My Lord is mighty to uphold.
It befits us to serve him
for he is a holy God.
So wrote Meir ben Eliahu in the late thirteenth century in his long poem ‘Who Is Like You?’ And indeed Meir ‘serve[s]’ this ‘holy God’ through his poetry. He closes the poem by asking ‘Who is like you among the gods?’
One might ask who is like Meir among the poets.
Not much is known about Meir. He was a Jew in Norwich (or Norgitz, as the Jews called the city) during the Middle Ages, and lived through the expulsion of the Jews from his town and from England at the behest of King Edward I in 1290. As Keiron Pim, a writer who put in motion the translation and publication of Meir’s long unknown poetry, puts it in his introduction to this bilingual edition of poems, in his work ‘Meir captures the Norwich Jews’ psychological tumult: the oscillation between hope and despair, devotion and doubt, pride and humiliation; the infighting, the confusion, the terror.
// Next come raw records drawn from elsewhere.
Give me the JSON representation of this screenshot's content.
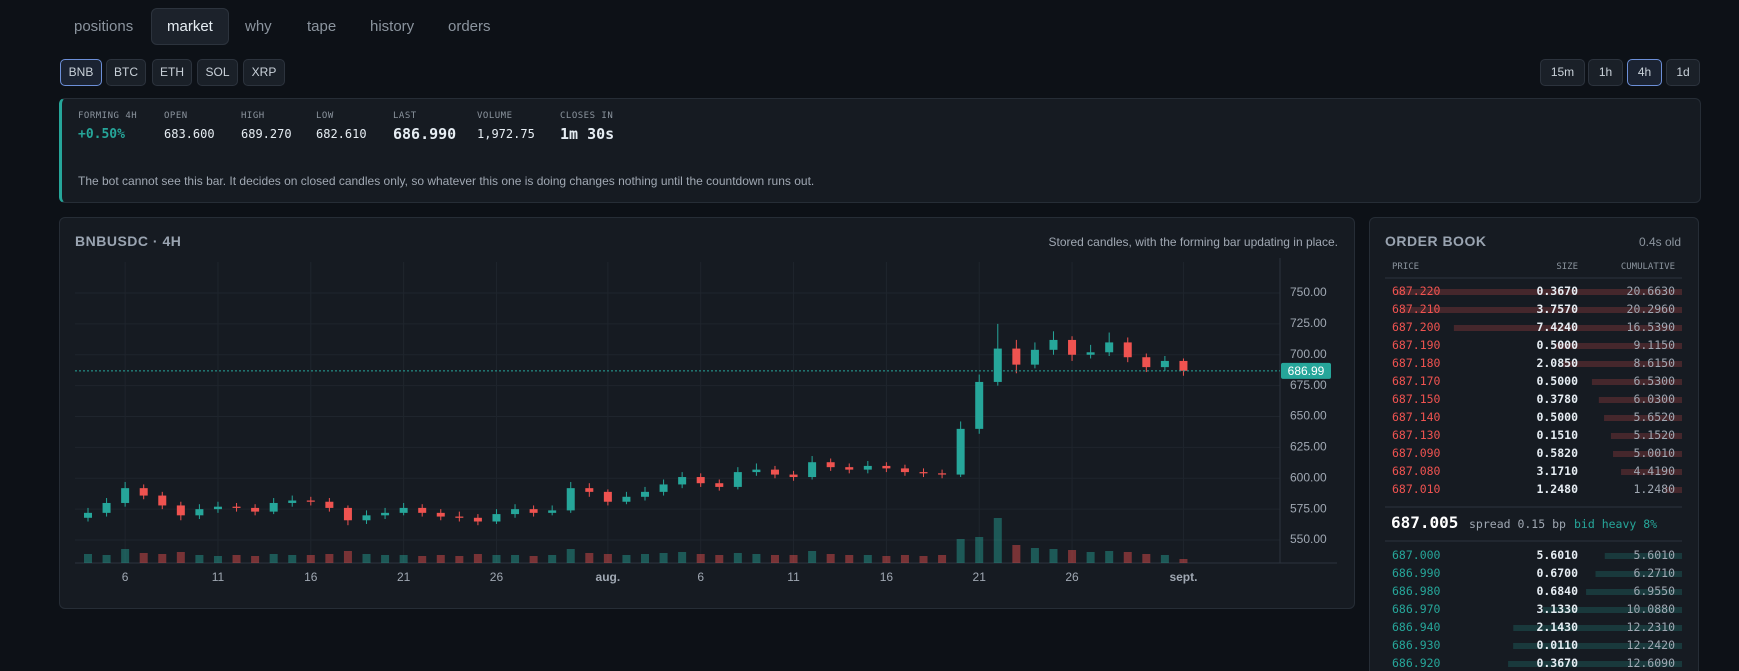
{
  "nav": {
    "tabs": [
      "positions",
      "market",
      "why",
      "tape",
      "history",
      "orders"
    ],
    "active": 1
  },
  "symbols": {
    "items": [
      "BNB",
      "BTC",
      "ETH",
      "SOL",
      "XRP"
    ],
    "active": 0
  },
  "intervals": {
    "items": [
      "15m",
      "1h",
      "4h",
      "1d"
    ],
    "active": 2
  },
  "forming": {
    "fields": [
      {
        "label": "FORMING 4H",
        "value": "+0.50%"
      },
      {
        "label": "OPEN",
        "value": "683.600"
      },
      {
        "label": "HIGH",
        "value": "689.270"
      },
      {
        "label": "LOW",
        "value": "682.610"
      },
      {
        "label": "LAST",
        "value": "686.990"
      },
      {
        "label": "VOLUME",
        "value": "1,972.75"
      },
      {
        "label": "CLOSES IN",
        "value": "1m 30s"
      }
    ],
    "note": "The bot cannot see this bar. It decides on closed candles only, so whatever this one is doing changes nothing until the countdown runs out."
  },
  "chart_data": {
    "type": "candlestick",
    "title": "BNBUSDC · 4H",
    "subtitle": "Stored candles, with the forming bar updating in place.",
    "open": [
      568,
      572,
      580,
      592,
      586,
      578,
      570,
      575,
      577,
      576,
      573,
      580,
      582,
      581,
      576,
      566,
      570,
      572,
      576,
      572,
      569,
      568,
      565,
      571,
      575,
      572,
      574,
      592,
      589,
      581,
      585,
      589,
      595,
      601,
      596,
      593,
      605,
      607,
      603,
      601,
      613,
      609,
      607,
      610,
      608,
      605,
      604,
      603,
      640,
      678,
      705,
      692,
      704,
      712,
      700,
      702,
      710,
      698,
      690,
      695
    ],
    "high": [
      576,
      584,
      597,
      595,
      589,
      581,
      579,
      581,
      580,
      579,
      584,
      586,
      585,
      584,
      578,
      574,
      576,
      580,
      579,
      575,
      573,
      571,
      575,
      579,
      578,
      578,
      597,
      596,
      591,
      589,
      593,
      599,
      605,
      604,
      599,
      609,
      612,
      610,
      606,
      618,
      616,
      612,
      614,
      613,
      611,
      608,
      607,
      646,
      684,
      725,
      712,
      710,
      719,
      715,
      708,
      718,
      714,
      701,
      699,
      697
    ],
    "low": [
      565,
      569,
      577,
      583,
      575,
      566,
      567,
      572,
      573,
      570,
      571,
      577,
      578,
      573,
      562,
      563,
      567,
      570,
      569,
      566,
      565,
      562,
      563,
      568,
      569,
      570,
      572,
      585,
      578,
      579,
      582,
      586,
      592,
      593,
      590,
      591,
      602,
      600,
      598,
      599,
      606,
      604,
      604,
      605,
      602,
      601,
      600,
      601,
      636,
      675,
      685,
      689,
      700,
      695,
      697,
      699,
      694,
      686,
      687,
      683
    ],
    "close": [
      572,
      580,
      592,
      586,
      578,
      570,
      575,
      577,
      576,
      573,
      580,
      582,
      581,
      576,
      566,
      570,
      572,
      576,
      572,
      569,
      568,
      565,
      571,
      575,
      572,
      574,
      592,
      589,
      581,
      585,
      589,
      595,
      601,
      596,
      593,
      605,
      607,
      603,
      601,
      613,
      609,
      607,
      610,
      608,
      605,
      604,
      603,
      640,
      678,
      705,
      692,
      704,
      712,
      700,
      702,
      710,
      698,
      690,
      695,
      687
    ],
    "volume": [
      9,
      8,
      14,
      10,
      9,
      11,
      8,
      7,
      8,
      7,
      9,
      8,
      8,
      9,
      12,
      9,
      8,
      8,
      7,
      8,
      7,
      9,
      8,
      8,
      7,
      8,
      14,
      10,
      9,
      8,
      9,
      10,
      11,
      9,
      8,
      10,
      9,
      8,
      8,
      12,
      9,
      8,
      8,
      7,
      8,
      7,
      8,
      24,
      26,
      45,
      18,
      15,
      14,
      13,
      11,
      12,
      11,
      9,
      8,
      4
    ],
    "xlim": [
      -0.7,
      64.2
    ],
    "xticks": [
      {
        "value": 2,
        "label": "6"
      },
      {
        "value": 7,
        "label": "11"
      },
      {
        "value": 12,
        "label": "16"
      },
      {
        "value": 17,
        "label": "21"
      },
      {
        "value": 22,
        "label": "26"
      },
      {
        "value": 28,
        "label": "aug."
      },
      {
        "value": 33,
        "label": "6"
      },
      {
        "value": 38,
        "label": "11"
      },
      {
        "value": 43,
        "label": "16"
      },
      {
        "value": 48,
        "label": "21"
      },
      {
        "value": 53,
        "label": "26"
      },
      {
        "value": 59,
        "label": "sept."
      }
    ],
    "ylim": [
      531.4,
      775.1
    ],
    "yticks": [
      {
        "value": 550,
        "label": "550.00"
      },
      {
        "value": 575,
        "label": "575.00"
      },
      {
        "value": 600,
        "label": "600.00"
      },
      {
        "value": 625,
        "label": "625.00"
      },
      {
        "value": 650,
        "label": "650.00"
      },
      {
        "value": 675,
        "label": "675.00"
      },
      {
        "value": 700,
        "label": "700.00"
      },
      {
        "value": 725,
        "label": "725.00"
      },
      {
        "value": 750,
        "label": "750.00"
      }
    ],
    "last_price": 686.99,
    "up_color": "#26a69a",
    "down_color": "#ef5350",
    "grid": true
  },
  "order_book": {
    "title": "ORDER BOOK",
    "age": "0.4s old",
    "headers": [
      "PRICE",
      "SIZE",
      "CUMULATIVE"
    ],
    "asks": [
      [
        "687.220",
        "0.3670",
        "20.6630"
      ],
      [
        "687.210",
        "3.7570",
        "20.2960"
      ],
      [
        "687.200",
        "7.4240",
        "16.5390"
      ],
      [
        "687.190",
        "0.5000",
        "9.1150"
      ],
      [
        "687.180",
        "2.0850",
        "8.6150"
      ],
      [
        "687.170",
        "0.5000",
        "6.5300"
      ],
      [
        "687.150",
        "0.3780",
        "6.0300"
      ],
      [
        "687.140",
        "0.5000",
        "5.6520"
      ],
      [
        "687.130",
        "0.1510",
        "5.1520"
      ],
      [
        "687.090",
        "0.5820",
        "5.0010"
      ],
      [
        "687.080",
        "3.1710",
        "4.4190"
      ],
      [
        "687.010",
        "1.2480",
        "1.2480"
      ]
    ],
    "mid": "687.005",
    "spread": "spread 0.15 bp",
    "imbalance": "bid heavy 8%",
    "bids": [
      [
        "687.000",
        "5.6010",
        "5.6010"
      ],
      [
        "686.990",
        "0.6700",
        "6.2710"
      ],
      [
        "686.980",
        "0.6840",
        "6.9550"
      ],
      [
        "686.970",
        "3.1330",
        "10.0880"
      ],
      [
        "686.940",
        "2.1430",
        "12.2310"
      ],
      [
        "686.930",
        "0.0110",
        "12.2420"
      ],
      [
        "686.920",
        "0.3670",
        "12.6090"
      ]
    ]
  }
}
He catalogues his people’s predicament in ‘the land of the heavy-hearted and exhausted’, where they are scorned and labour under an ever-heavier yoke.’
You can forgive Meir for sounding angry and defiant in turns in his poems (as in ‘His foe will meet him in his filth/ with the rod of his oppressor,/ only evil lurking, in warp or woof’.) But despite his justified pain, he still ‘steadfastly/ declare[s] the kindness of the Lord./ We, his beloved, trust in Yahweh/ and in his holy servant, Moses.’
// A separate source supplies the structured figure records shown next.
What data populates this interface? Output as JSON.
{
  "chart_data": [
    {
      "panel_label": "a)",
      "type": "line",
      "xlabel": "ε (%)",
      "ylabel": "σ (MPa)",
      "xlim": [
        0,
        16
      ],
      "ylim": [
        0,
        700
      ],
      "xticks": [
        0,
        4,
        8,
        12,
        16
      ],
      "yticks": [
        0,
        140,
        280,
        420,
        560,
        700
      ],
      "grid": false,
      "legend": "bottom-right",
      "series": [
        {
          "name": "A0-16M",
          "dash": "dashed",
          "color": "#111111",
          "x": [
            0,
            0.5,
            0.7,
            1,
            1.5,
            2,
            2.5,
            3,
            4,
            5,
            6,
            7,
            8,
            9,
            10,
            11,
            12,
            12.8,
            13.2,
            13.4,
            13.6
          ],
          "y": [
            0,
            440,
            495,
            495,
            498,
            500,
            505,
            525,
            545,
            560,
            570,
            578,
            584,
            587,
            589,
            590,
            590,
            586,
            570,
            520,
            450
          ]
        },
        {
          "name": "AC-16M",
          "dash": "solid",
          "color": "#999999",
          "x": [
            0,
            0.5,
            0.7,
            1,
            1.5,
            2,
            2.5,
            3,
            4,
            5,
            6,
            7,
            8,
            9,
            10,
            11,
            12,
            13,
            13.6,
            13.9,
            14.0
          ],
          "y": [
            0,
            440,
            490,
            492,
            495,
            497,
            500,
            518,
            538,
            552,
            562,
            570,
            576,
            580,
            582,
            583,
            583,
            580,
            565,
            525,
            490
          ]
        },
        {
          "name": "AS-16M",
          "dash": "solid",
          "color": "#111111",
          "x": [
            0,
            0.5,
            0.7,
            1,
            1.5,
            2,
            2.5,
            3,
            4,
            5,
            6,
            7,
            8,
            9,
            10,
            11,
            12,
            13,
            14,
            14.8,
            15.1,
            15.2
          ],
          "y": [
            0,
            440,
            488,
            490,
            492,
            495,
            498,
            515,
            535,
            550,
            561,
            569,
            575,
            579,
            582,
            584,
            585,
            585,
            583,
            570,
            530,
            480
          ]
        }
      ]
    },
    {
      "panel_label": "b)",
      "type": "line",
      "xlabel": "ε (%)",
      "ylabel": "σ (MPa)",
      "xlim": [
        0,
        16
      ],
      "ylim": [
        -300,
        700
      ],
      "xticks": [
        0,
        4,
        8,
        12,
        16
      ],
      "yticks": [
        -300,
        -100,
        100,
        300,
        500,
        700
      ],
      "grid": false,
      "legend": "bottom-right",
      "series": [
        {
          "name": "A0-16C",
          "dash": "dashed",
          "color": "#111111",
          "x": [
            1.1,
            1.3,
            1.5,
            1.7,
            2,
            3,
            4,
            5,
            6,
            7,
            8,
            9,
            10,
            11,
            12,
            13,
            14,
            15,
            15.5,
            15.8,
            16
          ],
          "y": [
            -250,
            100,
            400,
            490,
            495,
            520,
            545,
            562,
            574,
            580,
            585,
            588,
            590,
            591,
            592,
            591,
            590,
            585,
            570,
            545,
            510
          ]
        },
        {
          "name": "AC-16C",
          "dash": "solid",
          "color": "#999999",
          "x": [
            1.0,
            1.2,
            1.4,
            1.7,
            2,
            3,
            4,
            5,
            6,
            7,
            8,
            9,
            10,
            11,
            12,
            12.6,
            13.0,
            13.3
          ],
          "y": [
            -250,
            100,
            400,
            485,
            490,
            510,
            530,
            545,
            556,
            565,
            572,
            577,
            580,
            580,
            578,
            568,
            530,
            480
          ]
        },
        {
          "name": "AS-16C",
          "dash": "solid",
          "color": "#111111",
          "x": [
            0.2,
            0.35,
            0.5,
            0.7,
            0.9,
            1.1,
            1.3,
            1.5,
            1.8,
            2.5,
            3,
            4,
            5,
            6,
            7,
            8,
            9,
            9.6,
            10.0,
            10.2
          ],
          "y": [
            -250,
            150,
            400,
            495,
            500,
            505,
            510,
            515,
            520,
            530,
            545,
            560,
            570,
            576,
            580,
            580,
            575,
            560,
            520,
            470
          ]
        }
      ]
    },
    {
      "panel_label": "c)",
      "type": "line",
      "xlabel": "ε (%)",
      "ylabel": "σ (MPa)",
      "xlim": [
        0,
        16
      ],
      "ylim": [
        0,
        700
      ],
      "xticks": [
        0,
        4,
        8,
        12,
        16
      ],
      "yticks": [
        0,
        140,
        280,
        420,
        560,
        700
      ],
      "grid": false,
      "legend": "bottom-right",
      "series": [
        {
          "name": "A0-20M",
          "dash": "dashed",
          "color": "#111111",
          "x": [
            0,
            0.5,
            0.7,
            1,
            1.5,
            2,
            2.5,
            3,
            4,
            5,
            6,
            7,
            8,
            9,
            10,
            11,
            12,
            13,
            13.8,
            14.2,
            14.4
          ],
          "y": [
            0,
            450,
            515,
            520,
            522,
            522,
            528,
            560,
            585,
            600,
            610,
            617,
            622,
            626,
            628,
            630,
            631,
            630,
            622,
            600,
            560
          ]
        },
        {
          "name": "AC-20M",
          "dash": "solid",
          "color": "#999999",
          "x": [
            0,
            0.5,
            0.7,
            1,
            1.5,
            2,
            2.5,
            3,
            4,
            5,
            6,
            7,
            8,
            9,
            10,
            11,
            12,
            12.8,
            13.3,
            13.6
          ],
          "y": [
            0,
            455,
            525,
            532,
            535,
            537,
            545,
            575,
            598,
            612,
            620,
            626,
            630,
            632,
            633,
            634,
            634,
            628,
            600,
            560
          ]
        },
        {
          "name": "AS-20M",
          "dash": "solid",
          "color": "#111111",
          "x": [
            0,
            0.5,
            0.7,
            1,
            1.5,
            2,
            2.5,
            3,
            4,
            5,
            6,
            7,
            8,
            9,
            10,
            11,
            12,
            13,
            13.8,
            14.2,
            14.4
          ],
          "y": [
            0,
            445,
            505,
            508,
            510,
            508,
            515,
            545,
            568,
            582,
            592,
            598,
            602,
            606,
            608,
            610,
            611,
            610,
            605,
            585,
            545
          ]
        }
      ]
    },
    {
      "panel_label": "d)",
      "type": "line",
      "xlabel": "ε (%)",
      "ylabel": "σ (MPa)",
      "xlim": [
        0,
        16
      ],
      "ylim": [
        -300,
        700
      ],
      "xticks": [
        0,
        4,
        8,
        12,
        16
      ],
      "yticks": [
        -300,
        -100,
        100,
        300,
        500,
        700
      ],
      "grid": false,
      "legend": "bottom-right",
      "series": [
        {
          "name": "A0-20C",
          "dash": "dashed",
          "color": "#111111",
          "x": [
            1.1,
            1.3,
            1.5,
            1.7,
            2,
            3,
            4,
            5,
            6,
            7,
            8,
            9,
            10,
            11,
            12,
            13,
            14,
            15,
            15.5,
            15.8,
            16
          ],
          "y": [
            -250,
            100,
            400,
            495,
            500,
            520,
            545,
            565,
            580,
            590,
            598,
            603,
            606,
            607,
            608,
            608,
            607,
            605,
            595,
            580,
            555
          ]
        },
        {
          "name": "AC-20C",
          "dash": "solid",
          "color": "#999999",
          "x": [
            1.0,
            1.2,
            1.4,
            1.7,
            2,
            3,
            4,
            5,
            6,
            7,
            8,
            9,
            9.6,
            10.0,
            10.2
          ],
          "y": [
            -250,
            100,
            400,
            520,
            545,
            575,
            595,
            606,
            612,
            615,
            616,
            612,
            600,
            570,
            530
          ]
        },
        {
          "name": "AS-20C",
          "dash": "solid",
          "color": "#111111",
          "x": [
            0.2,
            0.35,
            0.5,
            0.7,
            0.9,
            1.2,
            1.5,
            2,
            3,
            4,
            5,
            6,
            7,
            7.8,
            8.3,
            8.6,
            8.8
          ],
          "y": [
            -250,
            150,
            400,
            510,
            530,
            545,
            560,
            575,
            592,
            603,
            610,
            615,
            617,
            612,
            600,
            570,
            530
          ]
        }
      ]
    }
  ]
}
This work is important both because of the quality of the writing itself and also for what it can tell us about a period in time that is quite distant from today and about which not much is known. As Pim writes, ‘Meir’s is the only confirmed Anglo-Jewish poetic voice known from the far side of that lengthy hiatus [i.e. from 1290 until 1656, when Jews were readmitted to England] to describe the social conditions of the time. It is of considerable historical and cultural value.’
This publication includes sixteen short poems and four long ones. The original Hebrew – complete with vowels – is printed alongside the English translations by Ellman Crasnow and Bente Elsworth (the former has worked on Walt Whitman and the latter has written textbooks on Danish and also translated poet Michael Strunge from Danish to English). The book might appear scholarly, given the historical context, the detailed introduction by Pim, the note from the translators, and the other paratexts, such as explanations of some of the poems and the poetic features, but in fact it is a work that is for any audience.
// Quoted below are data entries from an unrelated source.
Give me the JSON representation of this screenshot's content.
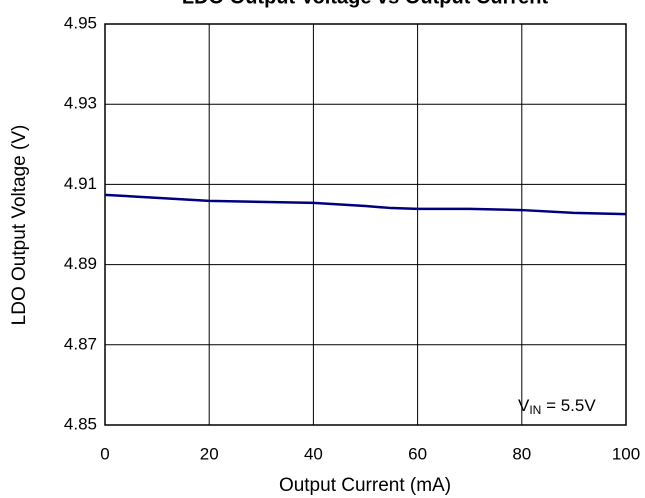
{
  "chart_data": {
    "type": "line",
    "title": "LDO Output Voltage vs Output Current",
    "x_label": "Output Current (mA)",
    "y_label": "LDO Output Voltage (V)",
    "annotation": {
      "main": "V",
      "sub": "IN",
      "rest": " = 5.5V"
    },
    "x": [
      0,
      20,
      40,
      50,
      55,
      60,
      70,
      80,
      90,
      100
    ],
    "series": [
      {
        "name": "VIN = 5.5V",
        "color": "#00007f",
        "values": [
          4.9074,
          4.9059,
          4.9054,
          4.9046,
          4.9041,
          4.9039,
          4.9039,
          4.9036,
          4.9029,
          4.9026
        ]
      }
    ],
    "xlim": [
      0,
      100
    ],
    "xticks": [
      0,
      20,
      40,
      60,
      80,
      100
    ],
    "ylim": [
      4.85,
      4.95
    ],
    "yticks": [
      4.85,
      4.87,
      4.89,
      4.91,
      4.93,
      4.95
    ],
    "grid": true
  }
}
In many ways, the poetry feels fairly modern. For example, Meir writes, ‘Afire with longing for the rains of Love,/ here I am, thirsty in my inner heart;/ with dew drops of desire the folk are fed,/ I too, perhaps, will sip a lover’s cup./ My true Love threatens; faith shrivels in drought,/ withers, like reeds, from want of water./ O sprinkle upon it healing balm/ that impure man may be made clean.’ Although Meir often refers to his god and his faith in his work, the romantic overtones might remind a reader of Rumi, and surely these sentiments are ones that many can relate to.
The final lines of Meir’s poetry are ‘Take pleasure in my precious meditations,/ these songs of exultation and of awe.’ A reader doubtlessly does take pleasure from Meir’s writing.